How long have you been working on it?

I have been working on the M2 proton channels for 10 years since I began my graduate research in 2006. I continue working on this target since I became a PI at the University of Arizona. The primary focus of my laboratory in this project is to further advance S31N inhibitors to the stage of filling an Investigational New Drug application. The DeGrado lab continues working on the biophysical aspects of M2.

Do you receive public funding for this work? If so, from what agency?

The drug discovery of M2-S31N inhibitors are funded by both the NIAID, NIH (AI119187) and the PhRMA foundation 2015 Research Starter Grant in Pharmacology and Toxicology. We are also particularly grateful to NIGMS for their support of DeGrado’s work on M2 through GM056423.

Have you had any surprise findings thus far?

M2-S31N was traditionally tagged as an undruggable target because decades of traditional medicinal chemistry campaign failed to yield a hit compound. Thus, the discovery of the first S31N inhibitor by itself was a surprise finding. With this tool compound in hand, we were able to solve the solution NMR structure of S31N mutant in the drug-bound form. The structure revealed that S31N inhibitor binds to the mutant channel in a reverted orientation compared with that of amantadine in wild-type M2. The drug-bound S31N structure represents the Openout-Closein conformation which was not captured by previous structures.

What is particularly interesting about the work from the perspective of other researchers?

First, we resolved the controversy regarding the pharmacologically relevant drug binding site of M2, which allows other researchers to focus their efforts on the more relevant channel pore for their drug design. Second, using molecular dynamics simulations, we identified three hot spots aligning along the channel pore where the positive charged ammonium from the M2 channel blockers bind to. This is a reminiscent of how potassium channel blockers work, although the detailed mechanisms are obviously very different. This mechanism can be applied to guide the design of inhibitors targeting other ion channels.

What is particularly interesting about the work from the perspective of the public?

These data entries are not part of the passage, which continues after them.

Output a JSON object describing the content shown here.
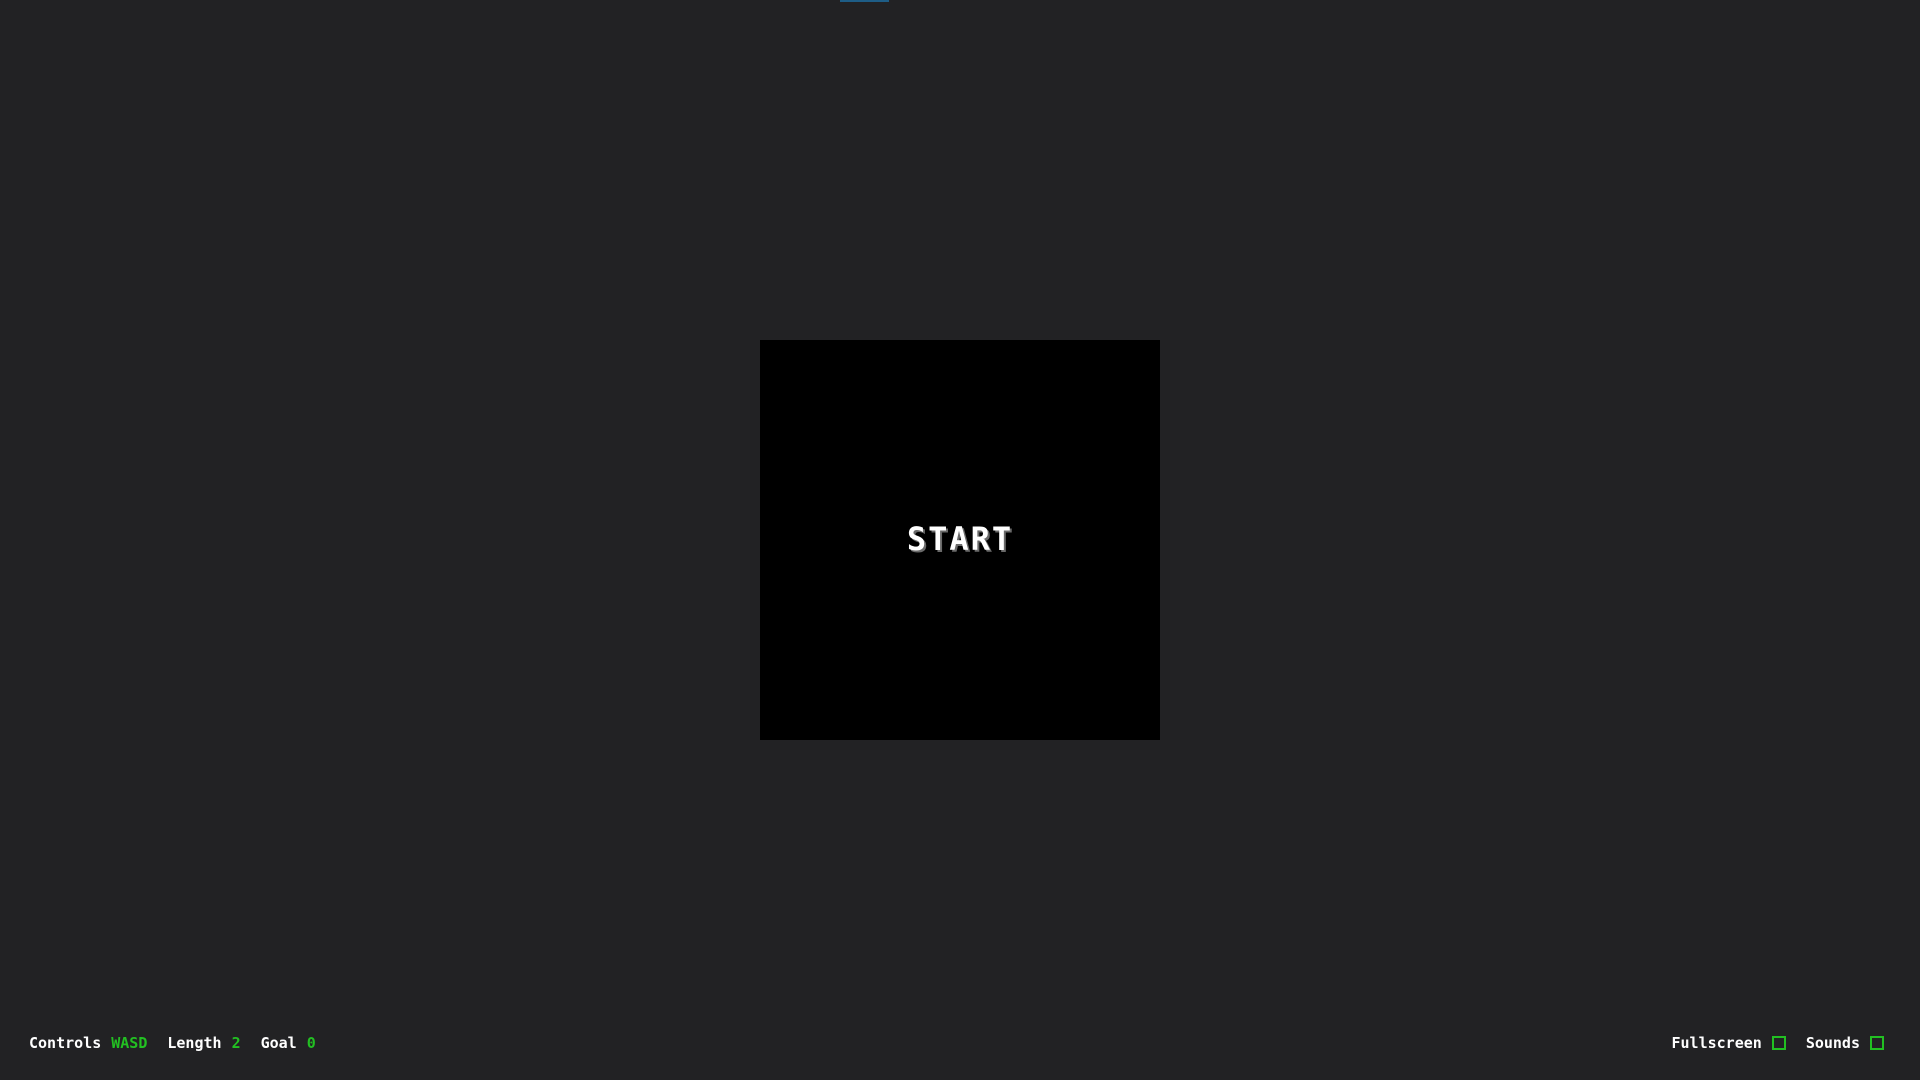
{
  "game": {
    "start_label": "START"
  },
  "hud": {
    "controls": {
      "label": "Controls",
      "value": "WASD"
    },
    "length": {
      "label": "Length",
      "value": "2"
    },
    "goal": {
      "label": "Goal",
      "value": "0"
    },
    "fullscreen": {
      "label": "Fullscreen",
      "checked": false
    },
    "sounds": {
      "label": "Sounds",
      "checked": false
    }
  },
  "colors": {
    "background": "#222224",
    "board": "#000000",
    "accent": "#22c022",
    "text": "#ffffff",
    "top_indicator": "#1e5d86"
  }
}
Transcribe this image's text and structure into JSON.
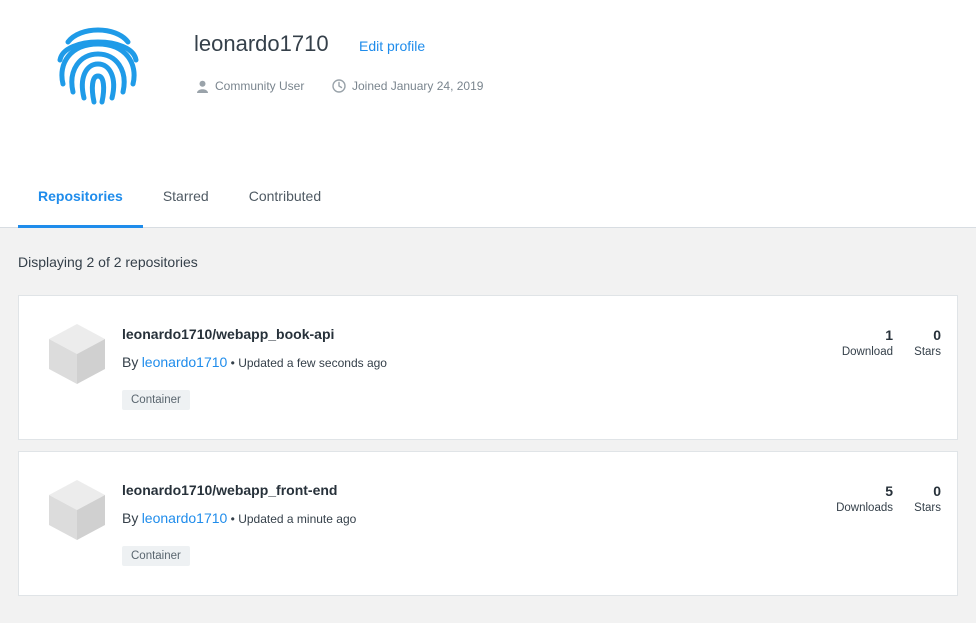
{
  "profile": {
    "username": "leonardo1710",
    "edit_label": "Edit profile",
    "role": "Community User",
    "joined": "Joined January 24, 2019",
    "brand_color": "#1f8ceb"
  },
  "tabs": [
    {
      "label": "Repositories",
      "active": true
    },
    {
      "label": "Starred",
      "active": false
    },
    {
      "label": "Contributed",
      "active": false
    }
  ],
  "listing": {
    "count_text": "Displaying 2 of 2 repositories"
  },
  "repositories": [
    {
      "name": "leonardo1710/webapp_book-api",
      "by": "By",
      "owner": "leonardo1710",
      "updated": "• Updated a few seconds ago",
      "badge": "Container",
      "downloads": "1",
      "downloads_label": "Download",
      "stars": "0",
      "stars_label": "Stars"
    },
    {
      "name": "leonardo1710/webapp_front-end",
      "by": "By",
      "owner": "leonardo1710",
      "updated": "• Updated a minute ago",
      "badge": "Container",
      "downloads": "5",
      "downloads_label": "Downloads",
      "stars": "0",
      "stars_label": "Stars"
    }
  ]
}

From the public perspective, the S31N inhibitors we discovered offer an opportunity for the urgently needed next generation of antivirals. As S31N inhibitors have no overlapping drug resistance profile with Tamiflu, they can be used either alone to treat infections with Tamiflu-resistant virus or used in combination with Tamiflu to achieve better therapeutic outcome. Moreover as M2-S31N is prevalent among circulating influenza A strains, S31N inhibitors are expected to have broad-spectrum antiviral activity.